= SoSA, Oklahoma City =

"SoSA" is the informal name of a small, inner-city neighborhood near downtown Oklahoma City. A website of the same name was developed by the architect and former resident who coined the term. SoSA is a reference to Oklahoma City’s favorite son, Sammy “Swingin’ Sammy” Sosa. The name has not been accepted by a majority of the residents as an official designation, nor does the City of Oklahoma City use the term. Officially referred to as the "Cottage District" due to the number of quaint, old-fashioned homes in the area, SoSA is the name for the district used primarily by non-residents and real-estate agents.

The portion of Midtown sometimes referred to as SoSA is a residential neighborhood known for its unique mix of architecture.
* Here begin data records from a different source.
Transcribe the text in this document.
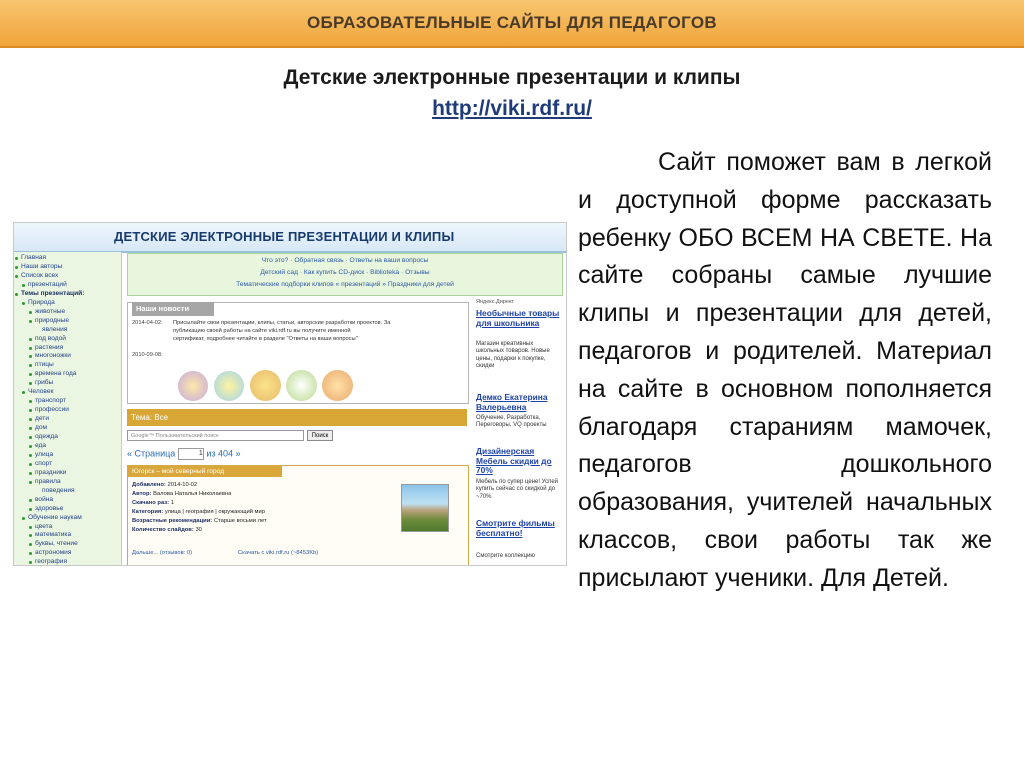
ОБРАЗОВАТЕЛЬНЫЕ САЙТЫ ДЛЯ ПЕДАГОГОВ
Детские электронные презентации и клипы
http://viki.rdf.ru/
ДЕТСКИЕ ЭЛЕКТРОННЫЕ ПРЕЗЕНТАЦИИ И КЛИПЫ
Главная
Наши авторы
Список всех
презентаций
Темы презентаций:
Природа
животные
природные
явления
под водой
растения
многоножки
птицы
времена года
грибы
Человек
транспорт
профессии
дети
дом
одежда
еда
улица
спорт
праздники
правила
поведения
война
здоровье
Обучение наукам
цвета
математика
буквы, чтение
астрономия
география
Что это? · Обратная связь · Ответы на ваши вопросы
Детский сад · Как купить CD-диск · Biblioteka · Отзывы
Тематические подборки клипов « презентаций » Праздники для детей
Наши новости
2014-04-02: Присылайте свои презентации, клипы, статьи, авторские разработки проектов. За
публикацию своей работы на сайте viki.rdf.ru вы получите именной
сертификат, подробнее читайте в разделе "Ответы на ваши вопросы"
2010-09-08:
Яндекс.Директ
Необычные товары для школьника
Магазин креативных школьных товаров. Новые цены, подарки к покупке, скидки
Демко Екатерина Валерьевна
Обучение, Разработка, Переговоры, VQ проекты
Дизайнерская Мебель скидки до 70%
Мебель по супер цене! Успей купить сейчас со скидкой до ~70%
Смотрите фильмы бесплатно!
Смотрите коллекцию
Тема: Все
Google™ Пользовательский поиск	Поиск
« Страница	1 из 404 »
Югорск – мой северный город
Добавлено: 2014-10-02
Автор: Валова Наталья Николаевна
Скачано раз: 1
Категория: улица | география | окружающий мир
Возрастные рекомендации: Старше восьми лет
Количество слайдов: 30
Дальше... (отзывов: 0)	Скачать с viki.rdf.ru (~8453Kb)
Сайт поможет вам в легкой и доступной форме рассказать ребенку ОБО ВСЕМ НА СВЕТЕ. На сайте собраны самые лучшие клипы и презентации для детей, педагогов и родителей. Материал на сайте в основном пополняется благодаря стараниям мамочек, педагогов дошкольного образования, учителей начальных классов, свои работы так же присылают ученики. Для Детей.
It is a small, eclectic inner city neighborhood characterized by a mix of early 1900s era cottages, blight, and striking contemporary architecture. Situated on the Northwest corner of the central business district, SoSA is roughly bordered by Classen Boulevard, Walker Street, NW 6th Street, and NW 10th Street. The City of Oklahoma City maintains a design review commission called the "Urban Design Commission" that is charged with applying the city's statutory design guidelines.

After the post World War II exodus of population to the suburbs, this neighborhood followed the general decline of downtown and developed an unsavory reputation. The neighborhood still has pockets of blight, but a transformation began in 2002 with the rehabilitation of two 1906 residential buildings. As of 2010 there are seven architect-designed residences within a two block radius, with two more projects currently being designed. The high density of architect-occupied, contemporary dwellings has caused it to be called "the architect's ghetto."